# Is this spalted or ambrosia maple



## Dj1225 (Apr 27, 2012)

Hi,
I am clearing some land, and have a few trees that look to possibly be spalted/ambrosia maple. Can you guys have a look and advise if I am correct.

If they are, I think I will take to the saw mill and keep the lumber.

Thanks
Dave


----------



## pjones46 (Mar 1, 2011)

Going to guess by looking at the butts that is ambrosia but really unable to tell unless it's milled.


----------



## ArlinEastman (May 22, 2011)

That is for sure Ambrosia, however, Ambrosia can spalt since it is maple and the effect is wonderful.

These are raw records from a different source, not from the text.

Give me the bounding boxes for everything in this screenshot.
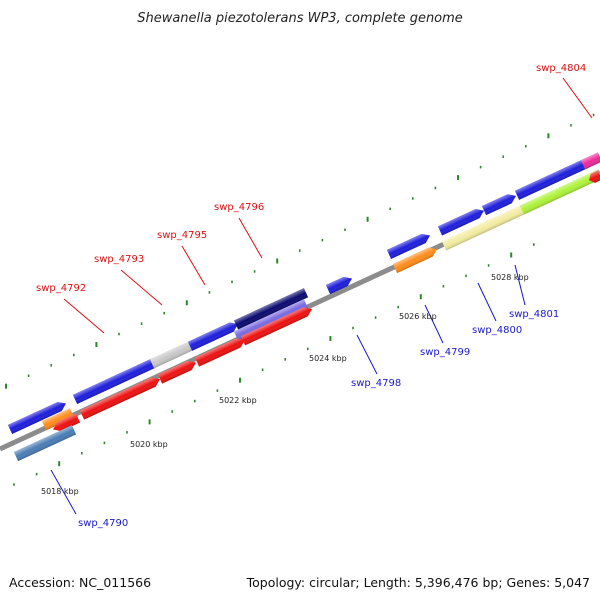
gene-arrow xyxy=(53,413,81,432)
gene-arrow xyxy=(194,338,246,367)
gene-label: swp_4801 xyxy=(509,309,559,320)
label-leader-line xyxy=(181,245,206,286)
gene-arrow xyxy=(149,341,193,369)
label-leader-line xyxy=(562,77,593,119)
gene-arrow xyxy=(41,408,75,431)
gene-arrow xyxy=(233,288,309,330)
gene-arrow xyxy=(589,170,600,183)
gene-arrow xyxy=(519,169,600,215)
label-leader-lines xyxy=(50,77,593,515)
gene-arrow xyxy=(441,205,525,251)
gene-arrow xyxy=(514,157,596,200)
scale-label: 5022 kbp xyxy=(219,396,257,405)
accession-text: Accession: NC_011566 xyxy=(9,575,152,590)
gene-arrow xyxy=(240,307,313,346)
gene-labels: swp_4804 swp_4796 swp_4795 swp_4793 swp_4792… xyxy=(36,63,586,529)
gene-arrow xyxy=(580,152,600,170)
label-leader-line xyxy=(120,269,163,306)
gene-arrow xyxy=(386,233,431,259)
gene-arrow xyxy=(13,425,77,462)
scale-label: 5020 kbp xyxy=(130,440,168,449)
gene-arrow xyxy=(392,247,438,274)
scale-label: 5024 kbp xyxy=(309,354,347,363)
gene-label: swp_4798 xyxy=(351,378,401,389)
gene-label: swp_4796 xyxy=(214,202,264,213)
gene-arrow xyxy=(437,208,485,236)
gene-label: swp_4790 xyxy=(78,518,128,529)
tick-marks xyxy=(5,113,595,486)
gene-label: swp_4792 xyxy=(36,283,86,294)
scale-label: 5018 kbp xyxy=(41,487,79,496)
label-leader-line xyxy=(514,264,526,306)
scale-labels: 5018 kbp 5020 kbp 5022 kbp 5024 kbp 5026 kbp… xyxy=(41,273,529,496)
map-title: Shewanella piezotolerans WP3, complete g… xyxy=(137,11,463,26)
gene-arrow xyxy=(157,360,197,384)
gene-arrow xyxy=(187,322,239,351)
gene-label: swp_4795 xyxy=(157,230,207,241)
label-leader-line xyxy=(238,217,263,259)
gene-arrow xyxy=(7,401,67,434)
gene-arrow xyxy=(481,194,517,216)
label-leader-line xyxy=(50,469,77,515)
gene-label: swp_4793 xyxy=(94,254,144,265)
gene-arrow xyxy=(233,299,309,341)
gene-arrow xyxy=(79,377,161,420)
gene-label: swp_4799 xyxy=(420,347,470,358)
scale-label: 5026 kbp xyxy=(399,312,437,321)
scale-label: 5028 kbp xyxy=(491,273,529,282)
gene-label: swp_4804 xyxy=(536,63,586,74)
label-leader-line xyxy=(63,298,105,334)
gene-label: swp_4800 xyxy=(472,325,522,336)
gene-arrow xyxy=(72,358,161,404)
label-leader-line xyxy=(424,304,444,344)
label-leader-line xyxy=(477,282,497,322)
label-leader-line xyxy=(356,334,378,375)
gene-features xyxy=(7,152,600,462)
gene-arrow xyxy=(325,276,353,295)
genome-summary-text: Topology: circular; Length: 5,396,476 bp… xyxy=(246,575,590,590)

Also I am envious I have never turned it before just seen lots of it.


----------



## rwe2156 (May 7, 2014)

I think you're in for a treat when its opened up.
Keep it flitched when you have it sawn so a ww'er can buy sequential boards.
I think you've got some $$ sitting there.


----------



## WDHLT15 (Aug 15, 2011)

Definitely ambrosia maple. For it to be spalt, the trees would have to have been dead for a while. They look like they are fresh cut, and that they were alive and growing at the time of harvest.

There will be some spectacular lumber.


----------



## Dj1225 (Apr 27, 2012)

Ok this is great news. I do not do much turning, but I know this particular type of wood is desirable. If I want to do some for bowls, do I just cut some pieces say 12 inch, and then band saw in half. I know you have to avoid the pith.Or should I just keep,some in log format. Thanks in advance.
Dave


----------



## ArlinEastman (May 22, 2011)

Dave

Guys like me who do turning want our bowls at least 6" wide and 3" deep or like this 6×6x3 up to 14×14x5 and not much less then 2" thick. Then there are spindles which most everyone wants 3×3x12 up to 8×8x16 and nothing below 3" thick.


----------